Après VLC, Jean-Baptiste Kempf veut construire le système nerveux des robots
L’intelligence artificielle (IA) progresse vers une interaction plus étroite avec le monde physique, mais une couche technologique essentielle demeure manquante entre la prise de décision d’un modèle et son exécution par une machine. Les drones autonomes, robots industriels, véhicules sans conducteur et systèmes médicaux robotisés nécessitent des transmissions de données en temps réel, mais les infrastructures Internet actuelles ne sont pas optimisées pour ces besoins.

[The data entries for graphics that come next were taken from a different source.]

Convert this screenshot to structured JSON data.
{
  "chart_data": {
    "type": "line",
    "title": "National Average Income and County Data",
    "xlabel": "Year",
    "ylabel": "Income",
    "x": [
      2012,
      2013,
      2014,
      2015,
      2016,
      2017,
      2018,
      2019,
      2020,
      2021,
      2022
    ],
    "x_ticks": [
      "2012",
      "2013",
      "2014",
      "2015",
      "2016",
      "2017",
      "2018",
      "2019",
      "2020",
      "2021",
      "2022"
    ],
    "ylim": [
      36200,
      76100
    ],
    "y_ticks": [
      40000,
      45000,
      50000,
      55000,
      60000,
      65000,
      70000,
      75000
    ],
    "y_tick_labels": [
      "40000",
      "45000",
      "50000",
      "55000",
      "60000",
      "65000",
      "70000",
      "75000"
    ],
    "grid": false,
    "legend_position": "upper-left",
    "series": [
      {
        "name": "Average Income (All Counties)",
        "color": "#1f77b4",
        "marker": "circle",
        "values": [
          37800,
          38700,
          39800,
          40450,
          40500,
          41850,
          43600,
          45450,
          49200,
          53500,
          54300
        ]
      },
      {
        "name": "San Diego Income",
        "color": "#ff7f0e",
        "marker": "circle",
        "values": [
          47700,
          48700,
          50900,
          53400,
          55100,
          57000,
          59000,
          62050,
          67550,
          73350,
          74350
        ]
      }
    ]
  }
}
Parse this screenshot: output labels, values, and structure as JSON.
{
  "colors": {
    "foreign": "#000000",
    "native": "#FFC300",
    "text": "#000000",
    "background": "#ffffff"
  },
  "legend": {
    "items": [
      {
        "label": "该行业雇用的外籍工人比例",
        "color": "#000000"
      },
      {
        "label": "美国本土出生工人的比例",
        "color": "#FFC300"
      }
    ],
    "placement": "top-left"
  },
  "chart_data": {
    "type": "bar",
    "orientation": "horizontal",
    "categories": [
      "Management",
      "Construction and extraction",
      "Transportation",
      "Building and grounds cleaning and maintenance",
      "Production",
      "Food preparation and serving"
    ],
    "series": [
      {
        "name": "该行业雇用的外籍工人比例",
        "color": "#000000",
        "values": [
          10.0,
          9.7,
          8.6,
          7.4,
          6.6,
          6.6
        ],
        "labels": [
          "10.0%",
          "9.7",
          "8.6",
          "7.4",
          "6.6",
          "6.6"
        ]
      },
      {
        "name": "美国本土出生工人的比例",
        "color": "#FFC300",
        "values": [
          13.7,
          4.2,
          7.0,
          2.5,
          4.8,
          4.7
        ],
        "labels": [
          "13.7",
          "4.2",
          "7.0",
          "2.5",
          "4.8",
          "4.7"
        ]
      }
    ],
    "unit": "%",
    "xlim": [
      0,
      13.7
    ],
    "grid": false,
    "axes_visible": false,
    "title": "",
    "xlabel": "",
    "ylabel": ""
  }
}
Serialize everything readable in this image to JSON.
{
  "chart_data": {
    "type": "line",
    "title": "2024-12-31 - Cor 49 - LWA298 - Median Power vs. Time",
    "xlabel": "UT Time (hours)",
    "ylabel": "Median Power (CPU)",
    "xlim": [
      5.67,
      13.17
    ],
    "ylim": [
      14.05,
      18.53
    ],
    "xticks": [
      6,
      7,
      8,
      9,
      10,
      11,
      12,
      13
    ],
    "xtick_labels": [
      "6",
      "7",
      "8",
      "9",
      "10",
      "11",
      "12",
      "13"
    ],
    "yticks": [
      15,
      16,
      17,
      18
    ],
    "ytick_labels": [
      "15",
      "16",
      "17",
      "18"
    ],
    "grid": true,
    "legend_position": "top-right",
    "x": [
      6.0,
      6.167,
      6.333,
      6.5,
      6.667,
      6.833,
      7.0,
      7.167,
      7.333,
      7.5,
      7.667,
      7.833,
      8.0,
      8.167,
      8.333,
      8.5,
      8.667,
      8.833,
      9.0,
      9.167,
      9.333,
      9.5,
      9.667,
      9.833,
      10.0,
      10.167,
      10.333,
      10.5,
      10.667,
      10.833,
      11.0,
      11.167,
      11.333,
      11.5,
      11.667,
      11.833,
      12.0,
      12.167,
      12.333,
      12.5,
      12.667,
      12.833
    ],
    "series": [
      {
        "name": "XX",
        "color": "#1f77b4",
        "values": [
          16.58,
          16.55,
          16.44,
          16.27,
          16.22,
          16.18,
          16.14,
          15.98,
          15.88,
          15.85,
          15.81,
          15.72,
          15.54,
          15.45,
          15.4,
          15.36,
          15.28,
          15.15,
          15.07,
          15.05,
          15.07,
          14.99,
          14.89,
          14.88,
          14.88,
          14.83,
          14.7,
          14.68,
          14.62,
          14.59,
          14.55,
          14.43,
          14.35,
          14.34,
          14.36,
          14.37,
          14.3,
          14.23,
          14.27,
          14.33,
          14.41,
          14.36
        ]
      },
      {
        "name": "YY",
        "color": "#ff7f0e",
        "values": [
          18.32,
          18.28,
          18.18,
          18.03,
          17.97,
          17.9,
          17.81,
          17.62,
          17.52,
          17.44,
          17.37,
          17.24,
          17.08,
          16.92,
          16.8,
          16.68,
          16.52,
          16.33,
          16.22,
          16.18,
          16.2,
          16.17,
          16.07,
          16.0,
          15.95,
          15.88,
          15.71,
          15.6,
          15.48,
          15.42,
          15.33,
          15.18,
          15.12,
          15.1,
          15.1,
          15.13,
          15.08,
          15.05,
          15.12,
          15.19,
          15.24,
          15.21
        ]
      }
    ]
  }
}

Avec l’essor de l’IA dans la robotique et les systèmes autonomes, cette problématique devient un enjeu stratégique. C’est dans ce cadre que se positionne Kyber, fondée par Jean-Baptiste Kempf, connu pour son rôle dans le développement de VLC et FFmpeg. La société a récemment levé 5 millions de dollars (environ 4,3 millions d’euros) grâce à un tour de financement dirigé par Lightspeed Venture Partners, avec la participation d’OVNI Capital et Kima Ventures.
Kyber vise à développer une infrastructure en temps réel permettant aux opérateurs humains et aux agents autonomes de contrôler et d’entraîner des machines à distance. Actuellement, la plupart des systèmes reposent sur des technologies conçues pour le grand public, comme WebRTC, qui ne sont pas adaptées à la coordination de systèmes autonomes dans des environnements critiques.
Kyber prétend réduire la latence à environ huit millisecondes en synchronisant tous les flux nécessaires au fonctionnement d’une machine autonome. L’objectif est de fournir aux développeurs une couche logicielle unique pour gérer simultanément la vidéo, l’audio, les données des capteurs et les commandes de contrôle, tout en maintenant une cohérence temporelle.
L’approche de Kyber s’inscrit dans la continuité des projets de Kempf, qui a précédemment établi des standards avec VLC et FFmpeg. Ces technologies sont devenues des infrastructures de référence dans le monde numérique. Le modèle commercial de Kyber repose sur une stratégie « open core », où une partie de la technologie est accessible en open source pour encourager son adoption, tandis que les fonctionnalités avancées sont monétisées auprès des entreprises.
Le soutien de Lightspeed Venture Partners reflète un intérêt croissant pour les infrastructures d’IA. Selon Antoine Moyroud, partenaire chez Lightspeed, bien que les modèles avancent rapidement, les infrastructures pour les relier au monde physique sont en retard. Cette tendance est observée dans plusieurs secteurs, notamment la robotique, la défense, l’industrie et les télécommunications.
L’émergence de systèmes autonomes pourrait transformer les infrastructures numériques, qui ont historiquement été conçues pour connecter des individus et des contenus. L’avenir semble nécessiter des infrastructures capables de connecter des millions de machines autonomes.
Jean-Baptiste Kempf, après avoir contribué à des avancées significatives dans le domaine de la vidéo numérique, s’engage désormais à développer des infrastructures qui pourraient soutenir la prochaine phase de l’intelligence artificielle, visant à créer le successeur de WebRTC pour l’ère des robots et des systèmes autonomes.